ENCOMPASSING TESTS OF SOCIOECONOMIC SIGNALS IN SURFACE CLIMATE DATA: I have a new paper out in Climatic Change on the question of whether surface climate data are biased by non-climatic factors relating to socioeconomic development:
  • **McKitrick, Ross R. (2013) Encompassing Tests of Socioeconomic Signals in Surface Climate Data. Climatic Change doi 10.1007/s10584-013-0793-5. 
Rather than try to settle the debate once and for all, I focus on why the various attempts to show the data are not contaminated do not disprove the results showing that they are. The problem has been that authors use non-overlapping data sets and different methods, and end up talking past each other. The way to settle matters, I argue, is to adopt an encompassing framework in which both types of results can be demonstrated on the same data set, where one arises in a restricted subset of another model, and the restrictions can formally be tested. I give two examples, one replicating a Parker-style equivalence between nighttime minimum trends in calm and windy conditions, then showing that this persists in a temperature data set that can be shown to be correlated with population growth. I also replicate the BEST-type results that rural trends are slightly greater than those of urban areas, and show that this result appears in a restricted subset of a larger model in which socioeconomic growth is significantly correlated with temperature trends. In both cases the restrictions necessary to yield the model that supposedly shows no data contamination are rejected. Data/code archive here.
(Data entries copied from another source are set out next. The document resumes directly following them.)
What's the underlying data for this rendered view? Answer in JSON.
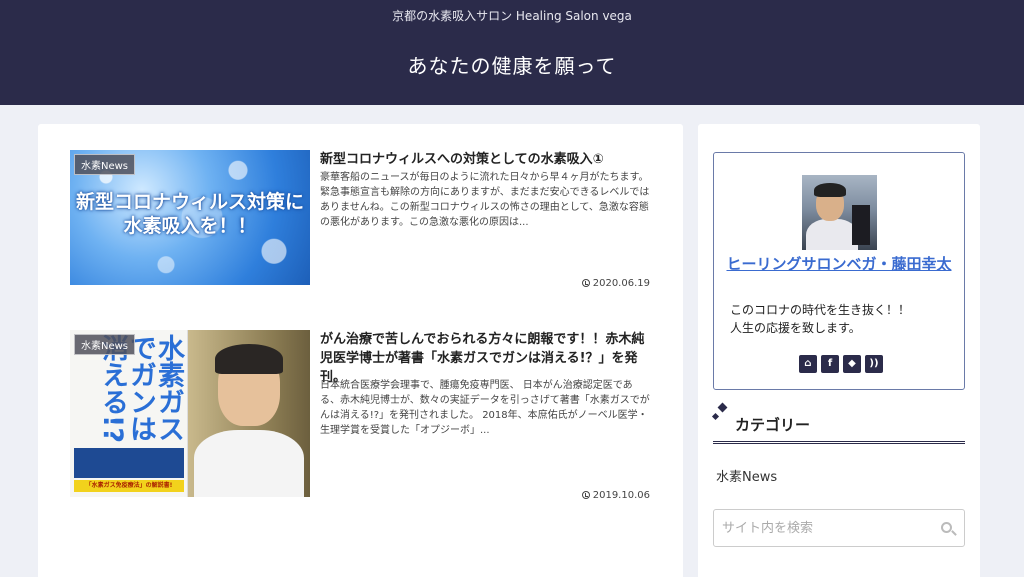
{
  "header": {
    "tagline": "京都の水素吸入サロン Healing Salon vega",
    "title": "あなたの健康を願って"
  },
  "posts": [
    {
      "category": "水素News",
      "thumb_text": "新型コロナウィルス対策に 水素吸入を！！",
      "title": "新型コロナウィルスへの対策としての水素吸入①",
      "snippet": "豪華客船のニュースが毎日のように流れた日々から早４ヶ月がたちます。緊急事態宣言も解除の方向にありますが、まだまだ安心できるレベルではありませんね。この新型コロナウィルスの怖さの理由として、急激な容態の悪化があります。この急激な悪化の原因は...",
      "date": "2020.06.19"
    },
    {
      "category": "水素News",
      "book_title_a": "水素ガスで",
      "book_title_b": "ガンは消える!?",
      "book_band": "「水素ガス免疫療法」の解説書!",
      "title": "がん治療で苦しんでおられる方々に朗報です！！赤木純児医学博士が著書「水素ガスでガンは消える!？」を発刊。",
      "snippet": "日本統合医療学会理事で、腫瘍免疫専門医、 日本がん治療認定医である、赤木純児博士が、数々の実証データを引っさげて著書「水素ガスでがんは消える!?」を発刊されました。 2018年、本庶佑氏がノーベル医学・生理学賞を受賞した「オプジーボ」...",
      "date": "2019.10.06"
    }
  ],
  "sidebar": {
    "profile_name": "ヒーリングサロンベガ・藤田幸太",
    "profile_desc_line1": "このコロナの時代を生き抜く！！",
    "profile_desc_line2": "人生の応援を致します。",
    "socials": [
      "home-icon",
      "facebook-icon",
      "feedly-icon",
      "rss-icon"
    ],
    "category_heading": "カテゴリー",
    "category_item": "水素News",
    "search_placeholder": "サイト内を検索"
  },
  "colors": {
    "header_bg": "#2b2b4a",
    "link": "#3a6bd0",
    "page_bg": "#eef0f6"
  }
}
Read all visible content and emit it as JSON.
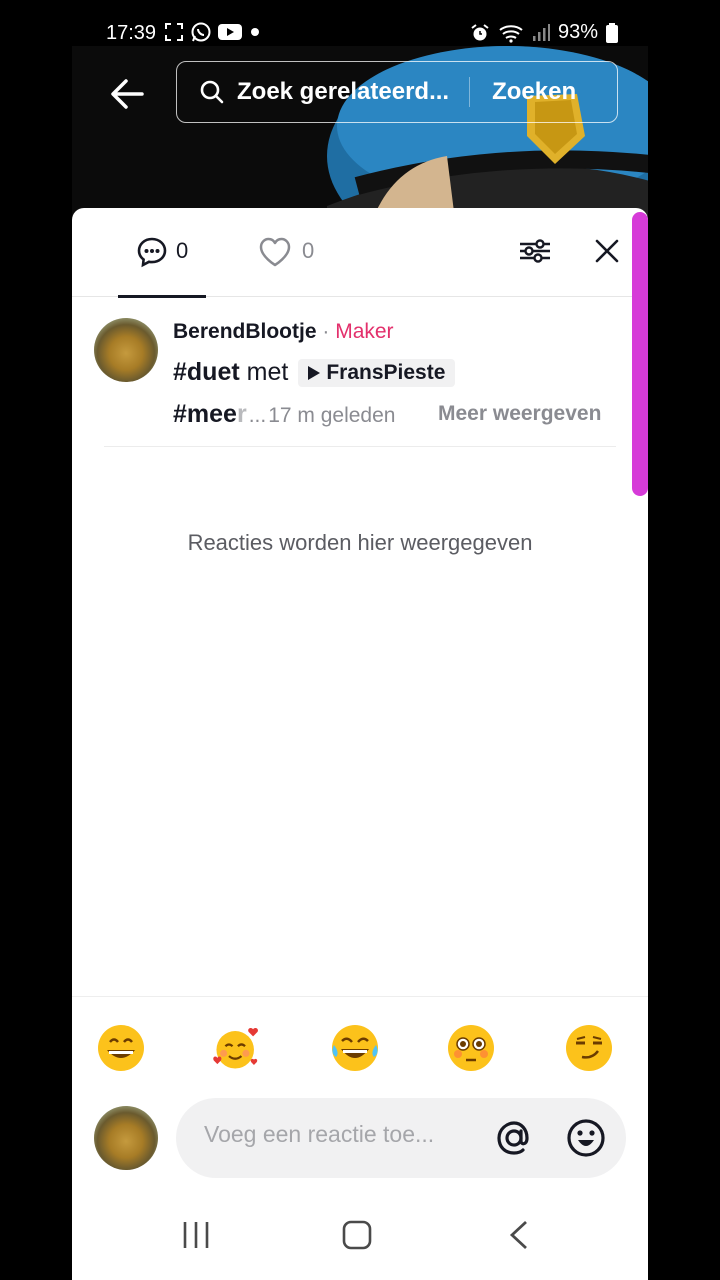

STATISTICAL EVALUATION OF IPCC EMISSION FORECASTS: I have a paper forthcoming in the Journal of Forecasting, coauthored with Mark Strazicich and Junsoo Lee, which looks at the probabilities of different IPCC emission forecasts. We examined the SRES forecasts which were used for the 3rd and 4th Assessment Reports. The paper was accepted last year but we are still waiting for the final published version to appear. The IPCC has traditionally referred to these scenarios as mere "projections" and treated each as equally probable. We looked at them probabilistically and found the top half of the distribution less likely than the bottom half, and in particular the top quarter are very difficult to justify. Our paper is here. 
MY IPCC REVIEW: In 2012 I was a reviewer for the First and Second Order Drafts of the forthcoming IPCC Report (AR5). The expert review process is now closed, even though the report is still undergoing several rewrites. None of the changes introduced at this point will be seen by expert reviewers. Government reviewers will have access to the text at one point, but very few of them bother to submit comments, and the IPCC rules permit Lead Authors to ignore them anyway. In past assessments this post-review rewrite has been the point at which some of the worst mischief has been done to the text: I wrote a report for the UK-based Global Warming Policy Foundation about this in 2011. Things may be a bit different this time around since the IPCC draft has been leaked. This will make it harder for the IPCC Lead Authors to introduce major changes, or delete stuff previously inserted in response to review comments, because there are many more eyes now on the text. Another change is that, in the past, the IPCC did not release review comments, at least until Steve McIntyre got on their case. But even if they plan to release the review comments for the AR5 eventually, they will wait until a long time after the Summary for Policy Makers has been published, at which point it will be too late for people to see what the process looked like. So in order to increase the transparency and openness of the IPCC process, I have compiled my submitted comments on the Second Draft into a single PDF file which anyone who wants can read, and I hope other reviewers will likewise release their review comments. My undertaking to the IPCC was to keep the draft text confidential, but I didn't promise to keep my own comments confidential. The first couple of comments refer to a Figure that has already been widely distributed. 

ENVIRONMENT AND INEQUALITY: I made an invited presentation to the CIGI conference "False Dichotomies" (Nov 16-17 2012) in a session on the theme of Environment and Inequality. My argument was that there is a kind of Environmental Kuznets Curve connecting social equity and the stringency of environmental policy. In heavily polluted economies, increased stringency and enforcement of regulation generates a mix of benefits and costs that benefit overall equity. But in modern, high income economies with low pollution levels, like Canada and the US, environmental policy overkill is becoming a means by which wealthy urban households derive warm glow benefits while passing the costs disproportionately onto low-income and rural households. My presentation slides are here. The entire session can be viewed online here. Peter Victor speaks first and then I come on at about the 14:00 mark.

 

THE DISMAL THEOREM: I have released a Discussion Paper entitled "Cheering Up the Dismal Theorem" which critiques the basis of the Weitzman (2009) argument that people should, in principle, be willing to spend an arbitrarily large amount of current income to prevent a catastrophic loss of consumption due to the risk of a large future climate change event. It turns out there are lots of Discussion Papers floating around criticizing various aspects of the Dismal Theorem, so many so that journals are already considering the topic somewhat done to death even though the critiques are mostly not yet published. Mine differs from the others in that I don't try to argue that the basic structure of the argument needs to be tweaked. Instead I am arguing that Weitzman's main result depends on an approximation term that can be replaced with its exact counterpart, and if this is done the results no longer go through.